Stellantis will invest 50 million euros in Australian start-up Vulcan Energy Resources as it seeks to extract lithium from German deposits and becomes the first European carmaker to make a significant direct investment in battery raw material mining.
The move comes as automakers have to contend with soaring prices for key materials such as cobalt, nickel and lithium, adding to the pressure on the profitability of electric vehicles.
“This highly strategic investment in a leading lithium company will help us create a resilient and sustainable value chain for EV battery production in Europe,” said Carlos Tavares, owner of Stellantis.
The group, which includes the Fiat and Peugeot brands, plans to sell a total of 5 million pure electric vehicles globally by 2030.
Stellantis’ investment will make it Vulcan’s second-largest shareholder after founder and managing director Francis Wedin. The company is also backed by a group of Australian billionaire Gina Rinehart.
Vulcan has secured eight exploration licenses in Germany’s Upper Rhine Valley, where it hopes to extract lithium from geothermal brines, and last year purchased a facility in Innsheim with an existing production license. It also has an exploration license in the Montisa Battini volcanic area near Rome.
The company plans to begin commercial deliveries of lithium by the mid-2000s, subject to further approvals from local authorities in Germany and opposition from some nearby residents.

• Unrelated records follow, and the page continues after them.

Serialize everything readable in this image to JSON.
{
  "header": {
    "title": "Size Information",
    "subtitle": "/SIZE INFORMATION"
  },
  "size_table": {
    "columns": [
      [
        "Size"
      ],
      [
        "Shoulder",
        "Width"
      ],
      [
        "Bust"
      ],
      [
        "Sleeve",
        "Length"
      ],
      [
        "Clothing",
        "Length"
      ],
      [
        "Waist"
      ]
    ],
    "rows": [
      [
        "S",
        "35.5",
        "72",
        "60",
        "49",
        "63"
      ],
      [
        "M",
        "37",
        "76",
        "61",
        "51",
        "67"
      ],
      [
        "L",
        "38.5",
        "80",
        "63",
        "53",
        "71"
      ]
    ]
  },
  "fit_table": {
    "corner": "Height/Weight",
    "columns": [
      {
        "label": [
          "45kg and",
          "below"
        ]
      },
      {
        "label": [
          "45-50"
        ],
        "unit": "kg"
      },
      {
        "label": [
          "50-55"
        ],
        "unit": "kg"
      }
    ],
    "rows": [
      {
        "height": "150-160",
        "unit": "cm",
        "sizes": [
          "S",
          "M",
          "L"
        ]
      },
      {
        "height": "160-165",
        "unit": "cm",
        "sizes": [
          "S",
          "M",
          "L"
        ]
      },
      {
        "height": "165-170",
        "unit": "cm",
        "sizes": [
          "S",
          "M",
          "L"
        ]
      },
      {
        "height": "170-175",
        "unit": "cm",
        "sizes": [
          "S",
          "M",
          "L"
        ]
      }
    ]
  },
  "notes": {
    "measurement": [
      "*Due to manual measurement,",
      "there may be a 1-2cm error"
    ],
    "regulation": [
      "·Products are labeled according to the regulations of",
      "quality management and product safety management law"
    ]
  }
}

After surging in 2021, Vulcan’s shares in Australia and Frankfurt are down more than 50% this year as part of a broader market sell-off.
Several other automakers, including Volkswagen and Renault, have signed purchase agreements with the Vulcan, but those agreements do not include upfront investments. The company is using a technique called direct lithium extraction to separate the metal from the geothermal brine.
BMW last year invested in a rival company, Lilac Solutions, which it claims can efficiently extract lithium from brine. The company did not disclose how much it spent on the startup, but documents show the deal was worth a fraction of Stellantis’ value.
Automakers hit by persistent shortages of semiconductors and critical components are increasingly considering investments in technology and commodity companies to avoid supply bottlenecks after relying on contractors for materials and components for decades.
Tesla boss Elon Musk told a Financial Times conference in May that it was “not impossible” for his company to acquire a mining group.
“We’re not looking to buy mining companies, but if that’s the only way to accelerate the transition to electric vehicles,” he said, the possibility is on the table.
However, he added that such an acquisition would only make sense if Tesla could change the mining company’s trajectory.
The price of battery-grade lithium hydroxide has risen sharply. It is currently trading at $75 a kilogram, up 400 percent from a year ago, according to a Fastmarkets price assessment.
Direct lithium extraction (DLE) differs from traditional evaporation-based processes. Its proponents claim it has higher recycling rates and stronger environmental properties.
Rio Tinto agreed last year to buy Argentina’s DLE project Salar del Rincon for $825 million, saying it has the potential to significantly improve lithium recovery rates compared with solar evaporation ponds.
However, not everyone is convinced that small mining companies can make the technology work. Only the large US lithium producer Livent can boast of using DLE technology on a commercial scale.